| ??? 07/19/06 14:40 Read: times |
#120593 - Some thoughts Responding to: ???'s previous message |
Oleg said:
First of all, this voltage level is not safe for pin itself and may destroy it due over voltage conditions and CMOS "latchup" effect as well Hardly, as long as he limits the base current by his 10k resistor. Also, built-in protection diodes prevent worse. Oleg said:
Secondly, transistor will be kept open by this voltage anyway as long as difference above ~0.7V. Yes, but only if a built-in protetcion diode is forward biased. Oleg said:
Another point is "collector goes to ground". This is not ordinary connection of transistors.
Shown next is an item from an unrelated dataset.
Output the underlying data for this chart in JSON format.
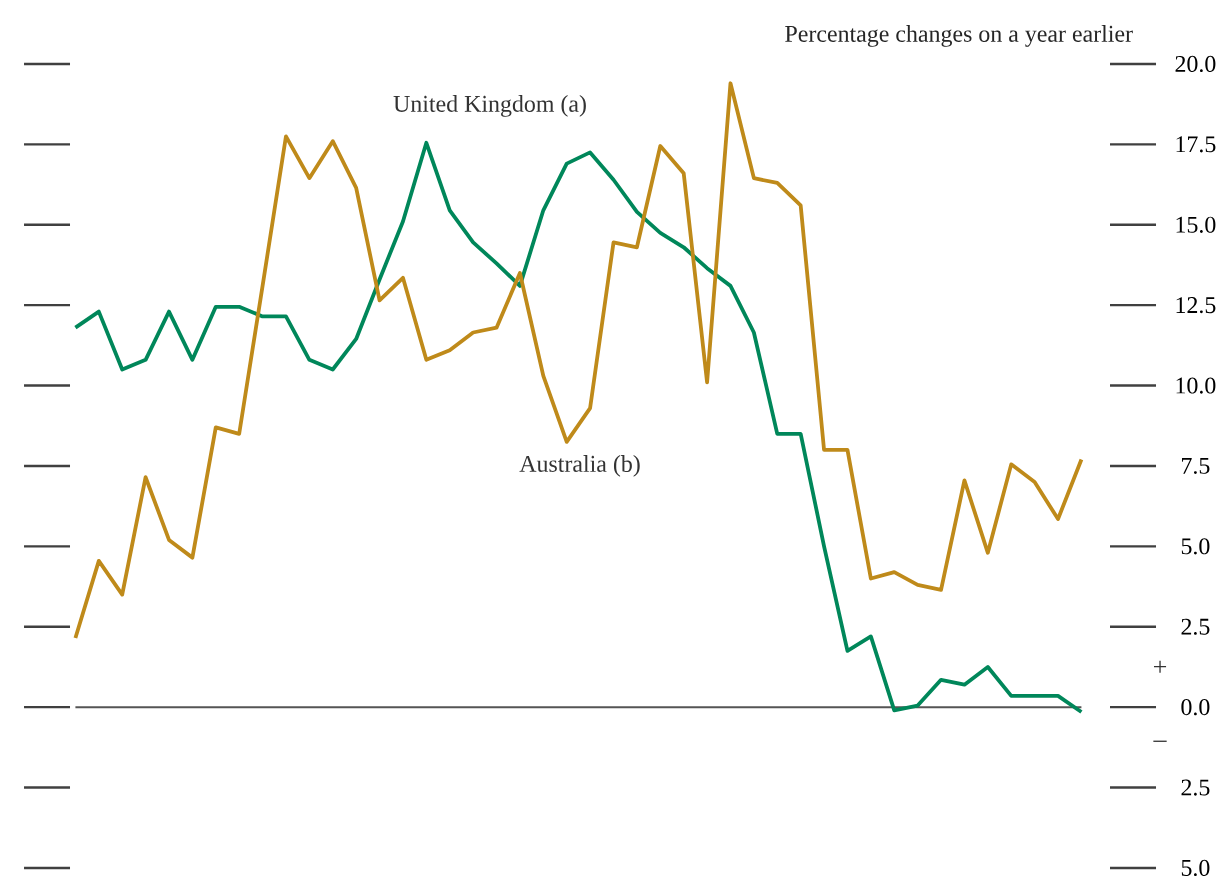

During such connection about 2,5V or so drops over collector-emitter when transistor opens. So what? This circuit IS a regular circuit, showing a certain advantage, namely that this circuit will forgive turn-off levels, which are not reaching Vcc. These circuits are widely used when it's needed to provide a high turn-on threshold. Not only with the PNP transistor, but also with NPN: 10k resistor between port output and base, collector to Vcc, relay netween emitter and ground: As drive level a voltage is needed, which is much higher than the forward voltage drop of base emitter junction. This circuit can very often be seen and is totally immune against noise. Kai |